This week the focus is on what clients want from their financial adviser in the investment arena. With these insights in mind, we believe that you as a trusted adviser will be able to strengthen your value proposition with your client base.
Lets take a look at 7 elements that clients feel their adviser needs to be on top of…
Keep it personal
Listen to their needs, goals, fears and dreams. Work this into the process and develop a bespoke investment solution to their unique needs and goals. Explain why each part of the portfolio is designed to help reach their goals. This will give you an opportunity to explain the benefits of diversification and discuss how different asset classes perform in different market environments. This also allows you to talk about your experience and expertise. Clients like to see that you have a personalized investment passion as well!
Poses the character traits
Integrity, competency and accessibility rating among the highest of character traits an adviser can possess. Clients want to have an adviser that is honest and fair; an adviser that will place the client at the center of every decision. Being an adviser takes into account an ability to master a number financial planning components. In the investment world, variables relating to these components are intricate and confusing. Therefore, an adviser with the skill and ability to guide their client in the investment world with confidence is key as clients seek peace of mind.
The Importance of calm
In a world riddled with economic and political volatility, clients are looking to advisers to hold their hands. That means someone who will help filter through the noise when looking after their investments and the rest of their financial life. Reassured clients are clients that keep to their investment strategies.
Keep it simple and relevant
Clients don’t need to know how to make a watch; they just need to know what time it is - especially in the investment space where there are many technical terms and confusing philosophies. Clients find comfort in their adviser deciphering all information and explaining that info to them in layman’s terms.
Be in constant communication (especially in volatile times)
Approximately 30% of advisers communicate via email newsletters despite the fact that 80% of clients want to receive communication. Frequent communication is critical in building stronger client-adviser relationships and a solution as simple as emailed newsletters ensure you "touch base" on a regular basis. Also a scary number of clients say their adviser does not meet with them on at least an annual basis, let alone send them birthday and/or anniversary cards. Clients who feel a strong communicative bond with their adviser are 85% more likely to remain with their original adviser than seek another.

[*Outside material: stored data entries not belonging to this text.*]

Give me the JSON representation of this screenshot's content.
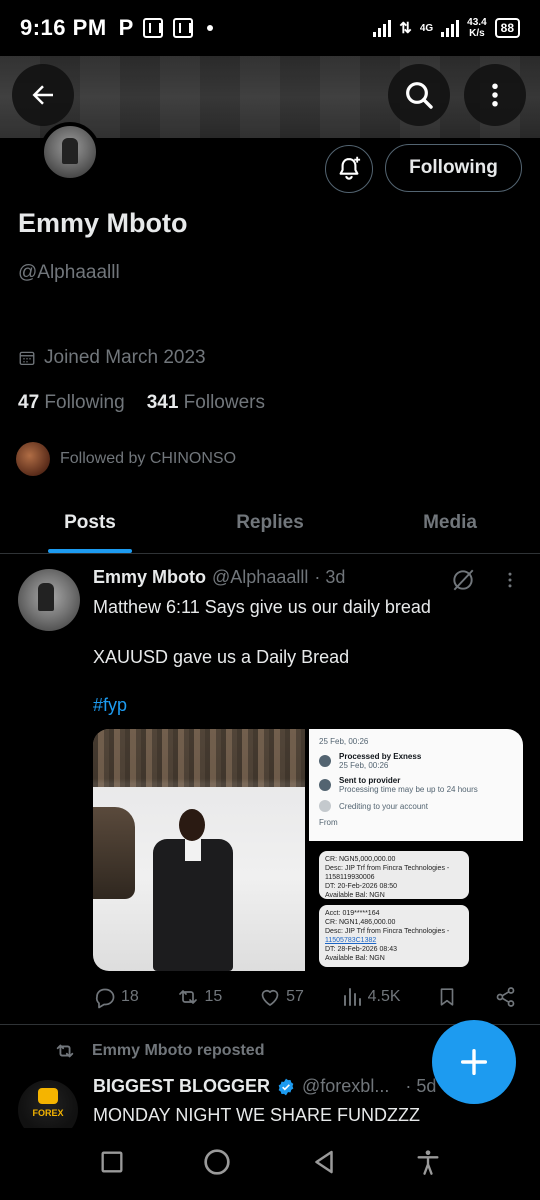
{
  "status_bar": {
    "time": "9:16 PM",
    "left_icon_letter": "P",
    "network_type": "4G",
    "speed_value": "43.4",
    "speed_unit": "K/s",
    "battery": "88"
  },
  "profile": {
    "name": "Emmy Mboto",
    "handle": "@Alphaaalll",
    "joined": "Joined March 2023",
    "following_count": "47",
    "following_label": "Following",
    "followers_count": "341",
    "followers_label": "Followers",
    "followed_by": "Followed by CHINONSO",
    "following_button": "Following"
  },
  "tabs": [
    "Posts",
    "Replies",
    "Media"
  ],
  "tweet": {
    "name": "Emmy Mboto",
    "handle": "@Alphaaalll",
    "time": "· 3d",
    "line1": "Matthew 6:11 Says give us our daily bread",
    "line2": "XAUUSD gave us a Daily Bread",
    "hashtag": "#fyp",
    "media_text": {
      "row1": "25 Feb, 00:26",
      "row2_title": "Processed by Exness",
      "row2_sub": "25 Feb, 00:26",
      "row3_title": "Sent to provider",
      "row3_sub": "Processing time may be up to 24 hours",
      "row4_title": "Crediting to your account",
      "from_label": "From",
      "bubble1": "CR: NGN5,000,000.00\nDesc: JIP Trf from Fincra Technologies - 1158119930006\nDT: 20-Feb-2026 08:50\nAvailable Bal: NGN",
      "bubble2_acct": "Acct: 019*****164",
      "bubble2_cr": "CR: NGN1,486,000.00",
      "bubble2_desc": "Desc: JIP Trf from Fincra Technologies -",
      "bubble2_ref": "11505783C1382",
      "bubble2_dt": "DT: 28-Feb-2026 08:43",
      "bubble2_bal": "Available Bal: NGN"
    },
    "replies": "18",
    "reposts": "15",
    "likes": "57",
    "views": "4.5K"
  },
  "repost_line": "Emmy Mboto reposted",
  "tweet2": {
    "name": "BIGGEST BLOGGER",
    "handle": "@forexbl...",
    "time": "· 5d",
    "text": "MONDAY NIGHT WE SHARE FUNDZZZ",
    "avatar_logo": "FOREX"
  },
  "colors": {
    "accent": "#1d9bf0",
    "muted": "#71767b",
    "text": "#e7e9ea",
    "divider": "#2f3336"
  },
  "icons": [
    "back-arrow-icon",
    "search-icon",
    "more-vertical-icon",
    "bell-plus-icon",
    "calendar-icon",
    "grok-icon",
    "reply-icon",
    "repost-icon",
    "like-icon",
    "views-icon",
    "bookmark-icon",
    "share-icon",
    "verified-icon",
    "compose-plus-icon",
    "recents-icon",
    "home-icon",
    "back-triangle-icon",
    "accessibility-icon"
  ]
}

Don’t be afraid to deliver bad news
Once again this routes back to honesty; clients would prefer to know if or when their portfolio has been negatively impacted, as opposed to being left in the dark. But exactly how you position the conversation is equally important. Here’s an example: ‘We don’t like what’s happening in the markets these days, but here’s how we are looking at it and here are some of the things we are doing to buffer the situation for you.’ If you are honest with your clients, they can’t fault you for misleading them.
The bottom line
Whether you’re a new adviser building your client base or have been in the business for decades, it never hurts to evaluate if your clients are finding what they’re looking for. Listen to every detail and don’t be scared to ask questions to unpack individual differences. This kind of information will be priceless in the long run, especially in aiding you to partner with your clients throughout their investment journey.